Nanoscale Lithium Distribution within a Secondary Cathode Particle for Li-Ion Battery Using Identical Location (S)TEM-EELS

Abstract

Energy density of LIBs are primarily limited by cathodes and further development of cathode materials requires in-depth understanding of the structural and compositional changes spanning across various length scales involved during electrochemical delithiation/lithiaton. Cathode materials are usually synthesized as secondary particles (∼10 µm) that are sintered agglomerates of smaller primary particles (∼100s µm). Lithium distribution may not necessarily be uniform across the entirety of these particles in typical state-of-the-art layered cathodes during electrochemical cycling.
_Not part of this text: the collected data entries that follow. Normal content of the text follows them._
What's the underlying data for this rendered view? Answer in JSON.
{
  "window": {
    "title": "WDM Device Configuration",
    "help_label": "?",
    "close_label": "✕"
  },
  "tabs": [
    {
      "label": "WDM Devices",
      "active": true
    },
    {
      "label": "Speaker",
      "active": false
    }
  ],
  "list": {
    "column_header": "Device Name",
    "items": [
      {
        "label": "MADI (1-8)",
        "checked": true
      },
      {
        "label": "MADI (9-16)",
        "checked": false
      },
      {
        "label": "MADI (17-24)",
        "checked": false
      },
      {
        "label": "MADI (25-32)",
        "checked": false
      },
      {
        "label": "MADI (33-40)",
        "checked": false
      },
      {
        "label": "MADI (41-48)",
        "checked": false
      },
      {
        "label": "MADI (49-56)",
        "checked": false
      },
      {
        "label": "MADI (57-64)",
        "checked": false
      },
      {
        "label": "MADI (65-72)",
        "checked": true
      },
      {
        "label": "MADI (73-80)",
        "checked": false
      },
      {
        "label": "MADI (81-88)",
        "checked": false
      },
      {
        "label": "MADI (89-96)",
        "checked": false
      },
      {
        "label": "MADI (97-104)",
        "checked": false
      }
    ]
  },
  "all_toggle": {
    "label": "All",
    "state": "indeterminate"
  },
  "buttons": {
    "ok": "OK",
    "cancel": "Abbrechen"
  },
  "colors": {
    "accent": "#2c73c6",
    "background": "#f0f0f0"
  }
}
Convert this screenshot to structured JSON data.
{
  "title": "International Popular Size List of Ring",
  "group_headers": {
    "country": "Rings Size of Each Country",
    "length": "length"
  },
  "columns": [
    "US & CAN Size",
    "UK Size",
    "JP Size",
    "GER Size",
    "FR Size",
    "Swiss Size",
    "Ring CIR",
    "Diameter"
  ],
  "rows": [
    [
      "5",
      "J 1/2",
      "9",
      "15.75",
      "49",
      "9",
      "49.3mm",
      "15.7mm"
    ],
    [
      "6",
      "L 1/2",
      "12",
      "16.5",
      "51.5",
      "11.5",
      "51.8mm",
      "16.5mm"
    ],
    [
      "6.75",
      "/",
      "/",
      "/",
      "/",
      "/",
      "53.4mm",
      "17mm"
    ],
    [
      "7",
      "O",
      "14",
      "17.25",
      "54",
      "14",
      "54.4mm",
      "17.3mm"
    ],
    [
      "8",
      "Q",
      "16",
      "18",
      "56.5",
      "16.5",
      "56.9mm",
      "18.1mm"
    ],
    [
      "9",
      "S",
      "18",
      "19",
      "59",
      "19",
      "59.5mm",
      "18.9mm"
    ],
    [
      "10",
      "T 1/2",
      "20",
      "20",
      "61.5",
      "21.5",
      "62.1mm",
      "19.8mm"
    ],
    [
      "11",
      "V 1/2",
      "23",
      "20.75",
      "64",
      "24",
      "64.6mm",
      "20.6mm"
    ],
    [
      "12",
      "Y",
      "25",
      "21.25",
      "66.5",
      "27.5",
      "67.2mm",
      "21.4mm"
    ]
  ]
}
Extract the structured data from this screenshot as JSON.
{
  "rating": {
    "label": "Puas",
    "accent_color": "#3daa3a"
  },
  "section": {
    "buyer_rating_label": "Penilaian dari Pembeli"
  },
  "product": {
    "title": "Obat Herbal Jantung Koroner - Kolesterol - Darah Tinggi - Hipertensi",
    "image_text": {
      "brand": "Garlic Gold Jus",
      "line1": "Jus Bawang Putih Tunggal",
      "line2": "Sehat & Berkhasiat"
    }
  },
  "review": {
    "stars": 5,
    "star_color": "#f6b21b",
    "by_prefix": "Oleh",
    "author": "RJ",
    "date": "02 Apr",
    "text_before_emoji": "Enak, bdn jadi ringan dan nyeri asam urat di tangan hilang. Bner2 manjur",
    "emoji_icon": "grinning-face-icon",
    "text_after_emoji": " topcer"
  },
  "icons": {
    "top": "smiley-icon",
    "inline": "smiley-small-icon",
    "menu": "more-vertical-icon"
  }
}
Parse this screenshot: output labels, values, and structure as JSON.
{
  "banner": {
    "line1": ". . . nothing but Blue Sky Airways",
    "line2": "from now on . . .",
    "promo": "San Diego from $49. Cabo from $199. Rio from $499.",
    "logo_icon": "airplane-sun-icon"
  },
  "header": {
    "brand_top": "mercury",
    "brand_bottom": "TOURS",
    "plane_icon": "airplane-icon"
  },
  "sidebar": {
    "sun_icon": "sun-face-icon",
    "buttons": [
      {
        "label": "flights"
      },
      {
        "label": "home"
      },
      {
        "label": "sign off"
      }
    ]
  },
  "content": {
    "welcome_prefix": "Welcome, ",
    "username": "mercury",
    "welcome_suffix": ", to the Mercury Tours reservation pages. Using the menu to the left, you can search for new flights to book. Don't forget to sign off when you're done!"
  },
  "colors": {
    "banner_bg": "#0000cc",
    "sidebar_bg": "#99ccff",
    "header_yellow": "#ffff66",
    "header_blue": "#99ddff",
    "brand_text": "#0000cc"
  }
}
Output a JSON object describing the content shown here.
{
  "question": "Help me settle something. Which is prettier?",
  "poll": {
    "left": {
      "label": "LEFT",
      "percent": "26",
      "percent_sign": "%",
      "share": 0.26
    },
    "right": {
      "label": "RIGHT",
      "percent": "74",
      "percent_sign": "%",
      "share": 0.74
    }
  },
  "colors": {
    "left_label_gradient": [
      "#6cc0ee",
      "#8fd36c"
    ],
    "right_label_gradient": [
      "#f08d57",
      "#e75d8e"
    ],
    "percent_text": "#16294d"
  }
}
A detailed knowledge of lithium distribution within secondary particles is crucially important for obtaining a comprehensive understanding of the energy storage system. To truly understand the structural changes taking place at the nano and atomic scales, high spatial resolution techniques are of paramount importance for understanding the lithium distribution and optimizing/developing future LIB cathodes. STEM-EELS is ideally suited for obtaining such information at the desired (atomic) spatial resolution. In the present work, nanoscale lithium-ion distribution was investigated among various primary particles within a secondary particle of state-of-the-art Ni-rich layered LIB cathode using identical location scanning transmission electron microscopy with electron energy loss spectroscopy (IL-STEM-EELS) by making use of a specially designed electrochemical cell employing TEM grids. Identical location allows for the imaging of the same location before and after electrochemical testing to evaluate localized changes. Nanoscale lithium-ion distribution along with the electron beam dose effects on the nanoscale/atomic structure of layered NMC532 cathodes at various charge stages will be presented.